The message has been received, with the federal government and the provinces offering more help with the Canada Emergency Commercial Rent Assistance program.
“This program will provide support to help small businesses with their rent for the months of April, May and June,” Prime Minister Justin Trudeau announced on Thursday.
Details still need to be worked out with the provinces, which set rent policy, but it’s expected the program could provide some forgivable loans to ease the pressure of paying commercial rent.
“It’s hugely beneficial for us as a restaurant. It could literally make or break us here,” said Darren Keane, manager of Vancouver’s OEB Breakfast Co.
His restaurant, like many others, has been working with the landlord to buy time, but the federal announcement is a huge relief.
“(It) provides our members with some confidence that they will be able to stay open, and be able to pay some of those operating costs until they can once again open under social distancing measures,” said Mark von Schellwitz, Restaurants Canada’s vice-president of Western Canada.
The federal government is also relaxing the rules on the Canada Emergency Business Account for those small businesses that had fallen through the cracks. Interest-free loans of up to $40,000 had been made available to businesses and non-profits with payrolls between, $50,000 and $1 million. Now, it’s been expanded to include those who paid between $20,000 and $1.5 million in total payroll in 2019.
If the company can repay the balance of the loan by the end of 2022, up to $10,000 will be forgiven.
The B.C. government has also offered more help in the way of commercial property tax relief, by reducing the school tax portion of property tax bills. The province says it could amount to an average 25 per cent reduction in the total commercial property tax bill for most businesses, providing up to $700 million in relief. It follows a previous 50 per cent reduction to the provincial school property tax rate.
“If I’m putting on my small, medium-sized business lens, I’m thinking: ‘Hey, today I’ve been given a little bit more life support and some extended cash runway to make it through this crisis,’” said Val Litwin, president and CEO of the BC Chamber of Commerce.
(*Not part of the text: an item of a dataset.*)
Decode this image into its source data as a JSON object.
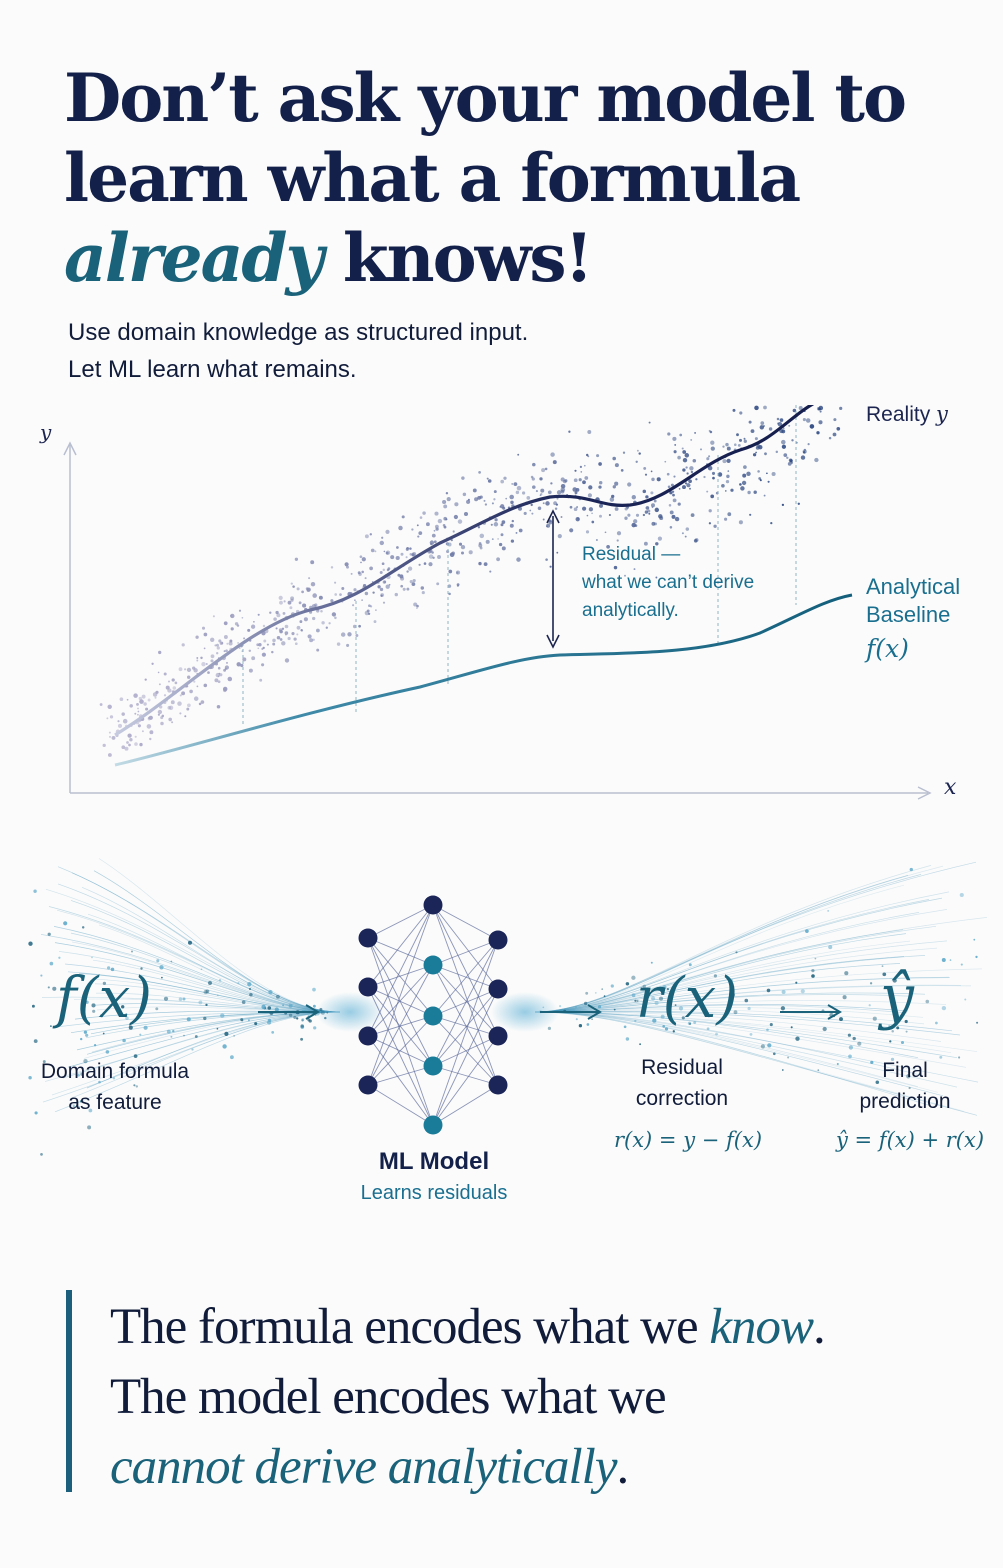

Litwin also hopes improved access to federal emergency loans will broaden the definition of how payroll is considered and take into account entrepreneurs who don’t have employees, per se.
“One might be entrepreneurs who pay themselves dividends, not through a payroll mechanism, so a T5, but also contractors would be a T4A right now - this just applies to T4s,” he said.
The good news is that these programs are being tweaked to accommodate those in need, but many businesses like OEB aren’t just waiting for handouts. They are getting creative, doing whatever they can to stay afloat. However, revenues are still way down and the majority of their employees have been furloughed.
“Whatever the government can do to help us out in this time of crisis is a benefit, these days more than ever,” said Keane.